1. Prove analytically that \sum_{i=1}^{*n*} 1/*i* = ln *n*
+ \Theta(1) for an integer *n* >= 1. (Hint: If you have problems
with this kind of basic calculus, the book [Ronald L. Graham, Donald E.
Knuth, and Oren Patashnik, *Concrete Mathematics: A Foundation for Computer
Science*, 2nd edition, Addison-Wesley Publishing Company, Reading (1994)]
is a must for you.)

2. [Jon Bentley, *Programming Pearls*, Addison-Wesley Publishing
Company, Reading (1986), Exercise 6, p. 90] How can sentinels be used in
a program to find a maximum element in an array? How can sentinels decrease
the search time in sets represented by linked lists, hash tables, and binary
search trees?

3. Assume that a binary tree is being represented as follows:

`template <class D>`

`struct Node { `

`D data; `

`Node* left; `

`Node* right;`

`Node(const D & v, Node* p, Node* q) : data(v), left(p), right(q)
{ `

`} `

`}; `

Remove the recursion from the following C++ program that is also available electronically with a small driver. Try to make your solution as space-efficient as possible.

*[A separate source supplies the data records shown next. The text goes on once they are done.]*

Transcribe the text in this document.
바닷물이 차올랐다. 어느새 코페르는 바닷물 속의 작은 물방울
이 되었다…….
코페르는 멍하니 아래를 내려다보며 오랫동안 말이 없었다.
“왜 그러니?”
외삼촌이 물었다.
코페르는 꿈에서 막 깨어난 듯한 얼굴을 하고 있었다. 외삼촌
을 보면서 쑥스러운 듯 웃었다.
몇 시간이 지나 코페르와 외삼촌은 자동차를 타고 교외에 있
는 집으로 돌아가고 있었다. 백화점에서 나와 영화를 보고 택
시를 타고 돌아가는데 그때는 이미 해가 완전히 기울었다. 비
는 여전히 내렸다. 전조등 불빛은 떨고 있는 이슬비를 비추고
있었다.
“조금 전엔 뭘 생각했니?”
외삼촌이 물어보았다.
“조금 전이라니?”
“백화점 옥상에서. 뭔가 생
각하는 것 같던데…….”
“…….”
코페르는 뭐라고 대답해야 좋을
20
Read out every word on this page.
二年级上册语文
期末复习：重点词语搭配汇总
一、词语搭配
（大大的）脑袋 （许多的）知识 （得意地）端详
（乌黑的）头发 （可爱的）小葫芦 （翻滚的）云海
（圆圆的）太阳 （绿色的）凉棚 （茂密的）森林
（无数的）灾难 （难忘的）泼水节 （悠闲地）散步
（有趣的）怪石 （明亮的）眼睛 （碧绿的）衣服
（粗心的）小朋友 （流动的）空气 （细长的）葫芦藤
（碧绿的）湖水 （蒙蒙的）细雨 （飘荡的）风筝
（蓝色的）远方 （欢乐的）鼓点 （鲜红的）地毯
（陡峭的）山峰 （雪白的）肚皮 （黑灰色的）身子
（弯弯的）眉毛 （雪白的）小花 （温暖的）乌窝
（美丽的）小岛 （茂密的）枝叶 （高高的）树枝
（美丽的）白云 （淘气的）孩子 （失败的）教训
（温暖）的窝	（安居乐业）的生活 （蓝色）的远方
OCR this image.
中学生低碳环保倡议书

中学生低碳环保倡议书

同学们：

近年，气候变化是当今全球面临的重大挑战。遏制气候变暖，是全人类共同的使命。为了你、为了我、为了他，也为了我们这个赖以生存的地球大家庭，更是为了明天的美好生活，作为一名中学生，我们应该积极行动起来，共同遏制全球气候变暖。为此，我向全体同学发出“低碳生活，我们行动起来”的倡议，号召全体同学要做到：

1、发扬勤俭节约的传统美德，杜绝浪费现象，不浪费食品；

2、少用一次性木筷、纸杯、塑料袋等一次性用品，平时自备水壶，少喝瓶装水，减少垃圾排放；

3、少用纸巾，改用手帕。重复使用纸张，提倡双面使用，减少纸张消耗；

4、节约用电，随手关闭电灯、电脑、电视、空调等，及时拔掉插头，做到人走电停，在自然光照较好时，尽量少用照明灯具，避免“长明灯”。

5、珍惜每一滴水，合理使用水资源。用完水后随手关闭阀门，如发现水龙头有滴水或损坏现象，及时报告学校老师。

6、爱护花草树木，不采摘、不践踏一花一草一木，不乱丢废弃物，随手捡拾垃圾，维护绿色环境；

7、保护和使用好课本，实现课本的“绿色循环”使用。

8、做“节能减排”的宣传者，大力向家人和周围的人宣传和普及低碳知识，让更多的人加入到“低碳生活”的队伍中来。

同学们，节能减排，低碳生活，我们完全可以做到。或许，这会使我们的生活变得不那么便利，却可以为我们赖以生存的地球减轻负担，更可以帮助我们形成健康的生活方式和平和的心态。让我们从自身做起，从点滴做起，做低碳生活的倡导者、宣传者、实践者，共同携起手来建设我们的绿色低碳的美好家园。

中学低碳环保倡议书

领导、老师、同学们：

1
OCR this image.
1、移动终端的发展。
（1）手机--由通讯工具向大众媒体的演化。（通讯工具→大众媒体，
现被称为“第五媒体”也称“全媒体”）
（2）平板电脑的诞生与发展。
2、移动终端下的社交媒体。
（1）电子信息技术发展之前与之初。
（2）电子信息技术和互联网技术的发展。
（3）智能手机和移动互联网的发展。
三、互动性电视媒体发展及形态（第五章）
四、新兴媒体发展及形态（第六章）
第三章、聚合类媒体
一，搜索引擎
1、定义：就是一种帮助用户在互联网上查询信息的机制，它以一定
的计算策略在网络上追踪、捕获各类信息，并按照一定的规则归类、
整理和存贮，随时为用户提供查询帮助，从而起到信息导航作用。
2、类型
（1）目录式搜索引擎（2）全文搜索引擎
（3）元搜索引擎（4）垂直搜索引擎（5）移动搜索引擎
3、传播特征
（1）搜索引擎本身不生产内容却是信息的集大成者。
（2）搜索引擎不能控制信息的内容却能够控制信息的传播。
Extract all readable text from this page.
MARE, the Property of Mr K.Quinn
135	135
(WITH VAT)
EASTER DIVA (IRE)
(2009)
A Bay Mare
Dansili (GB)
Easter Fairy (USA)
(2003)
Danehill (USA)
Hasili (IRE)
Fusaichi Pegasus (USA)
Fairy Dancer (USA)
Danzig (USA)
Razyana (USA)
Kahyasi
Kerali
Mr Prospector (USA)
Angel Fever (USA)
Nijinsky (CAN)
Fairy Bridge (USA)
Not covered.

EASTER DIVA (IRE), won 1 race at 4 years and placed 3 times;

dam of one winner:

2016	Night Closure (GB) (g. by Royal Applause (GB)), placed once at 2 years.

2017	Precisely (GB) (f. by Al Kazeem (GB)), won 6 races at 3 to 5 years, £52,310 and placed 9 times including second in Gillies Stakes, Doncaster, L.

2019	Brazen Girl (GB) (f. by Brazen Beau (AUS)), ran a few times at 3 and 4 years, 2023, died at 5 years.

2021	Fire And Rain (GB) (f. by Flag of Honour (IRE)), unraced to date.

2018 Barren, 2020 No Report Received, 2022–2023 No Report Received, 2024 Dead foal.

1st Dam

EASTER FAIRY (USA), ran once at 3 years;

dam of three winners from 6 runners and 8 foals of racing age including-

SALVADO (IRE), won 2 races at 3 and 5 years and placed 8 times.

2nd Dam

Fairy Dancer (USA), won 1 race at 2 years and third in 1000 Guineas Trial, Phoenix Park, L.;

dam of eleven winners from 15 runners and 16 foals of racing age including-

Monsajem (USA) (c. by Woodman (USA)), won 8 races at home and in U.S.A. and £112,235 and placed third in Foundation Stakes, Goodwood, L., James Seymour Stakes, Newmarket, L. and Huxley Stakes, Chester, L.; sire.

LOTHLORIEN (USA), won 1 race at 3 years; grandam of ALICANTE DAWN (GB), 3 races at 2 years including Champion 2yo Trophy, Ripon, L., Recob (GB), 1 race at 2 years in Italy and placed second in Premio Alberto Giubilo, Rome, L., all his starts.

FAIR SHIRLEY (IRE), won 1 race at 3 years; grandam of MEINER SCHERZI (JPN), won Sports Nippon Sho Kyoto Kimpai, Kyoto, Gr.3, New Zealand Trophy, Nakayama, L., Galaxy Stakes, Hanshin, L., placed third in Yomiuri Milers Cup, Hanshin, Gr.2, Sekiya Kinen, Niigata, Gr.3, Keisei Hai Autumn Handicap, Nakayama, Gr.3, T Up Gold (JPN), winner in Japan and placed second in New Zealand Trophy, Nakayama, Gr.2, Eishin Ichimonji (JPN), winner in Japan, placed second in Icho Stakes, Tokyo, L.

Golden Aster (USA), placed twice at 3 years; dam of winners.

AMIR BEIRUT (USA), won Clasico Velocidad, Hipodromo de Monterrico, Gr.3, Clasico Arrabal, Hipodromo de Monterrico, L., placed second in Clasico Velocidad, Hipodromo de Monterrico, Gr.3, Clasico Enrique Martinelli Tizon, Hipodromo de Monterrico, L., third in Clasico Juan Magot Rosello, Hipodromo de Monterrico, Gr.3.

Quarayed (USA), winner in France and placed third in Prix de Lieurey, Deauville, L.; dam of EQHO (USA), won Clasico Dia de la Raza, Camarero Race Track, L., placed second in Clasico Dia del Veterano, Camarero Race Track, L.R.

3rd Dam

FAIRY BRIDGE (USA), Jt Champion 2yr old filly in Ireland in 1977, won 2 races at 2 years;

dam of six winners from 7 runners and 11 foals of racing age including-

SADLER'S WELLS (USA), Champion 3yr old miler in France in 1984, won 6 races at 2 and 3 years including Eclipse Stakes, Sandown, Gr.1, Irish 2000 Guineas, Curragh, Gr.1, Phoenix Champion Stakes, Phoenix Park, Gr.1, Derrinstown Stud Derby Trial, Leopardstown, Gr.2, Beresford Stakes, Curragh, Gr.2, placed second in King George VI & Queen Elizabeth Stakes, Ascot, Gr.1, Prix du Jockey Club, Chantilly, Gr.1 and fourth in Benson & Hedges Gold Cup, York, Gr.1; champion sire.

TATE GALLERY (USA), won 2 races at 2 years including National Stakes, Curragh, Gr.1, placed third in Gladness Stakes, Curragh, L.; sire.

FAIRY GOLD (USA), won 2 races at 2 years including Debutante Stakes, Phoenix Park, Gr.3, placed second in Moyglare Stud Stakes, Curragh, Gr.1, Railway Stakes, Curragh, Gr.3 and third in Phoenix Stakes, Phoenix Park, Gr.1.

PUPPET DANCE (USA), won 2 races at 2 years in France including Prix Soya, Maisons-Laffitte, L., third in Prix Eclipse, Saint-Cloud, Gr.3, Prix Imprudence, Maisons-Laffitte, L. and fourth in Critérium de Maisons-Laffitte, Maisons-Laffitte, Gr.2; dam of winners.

`void inorder(ostream& s, Node* root) {`

`if (root != 0) { `

`inorder(s, root -> left); `

`s << root -> data; `

`inorder(s, root -> right); `

`} `

`} `

4. Assume that *n* is a positive integer that fits into one machine
word. Consider the problem of computing the whole-number logarithm of *n*.
This problem can be solved in constant time with the following float-conversion
hack which is taken from [Arne Andersson and Mikkel Thorup, *A
pragmatic implementation of monotone priority queues*, Worldwide
Web Document (1997)].

`typedef struct { `

`unsigned int signbit : 1; `

`unsigned int exponentbias1023 : 11; `

`/* unsigned int mantissa : 52; */ `

`} doublemask;`

`typedef union { `

`double as_double; `

`doublemask as_mask; `

`} doubleandmask;`

`/* Takes a 32-bit word and finds the leftmost 1-bit */`

`inline unsigned int leftmost_one(unsigned int n) { `

`doubleandmask fm; `

`fm.as_double = (double) n; `

`return (fm.as_mask.exponentbias1023 - 1023); `

`} `

Propose alternative solutions for the problem and time these solutions against the float-conversion hack.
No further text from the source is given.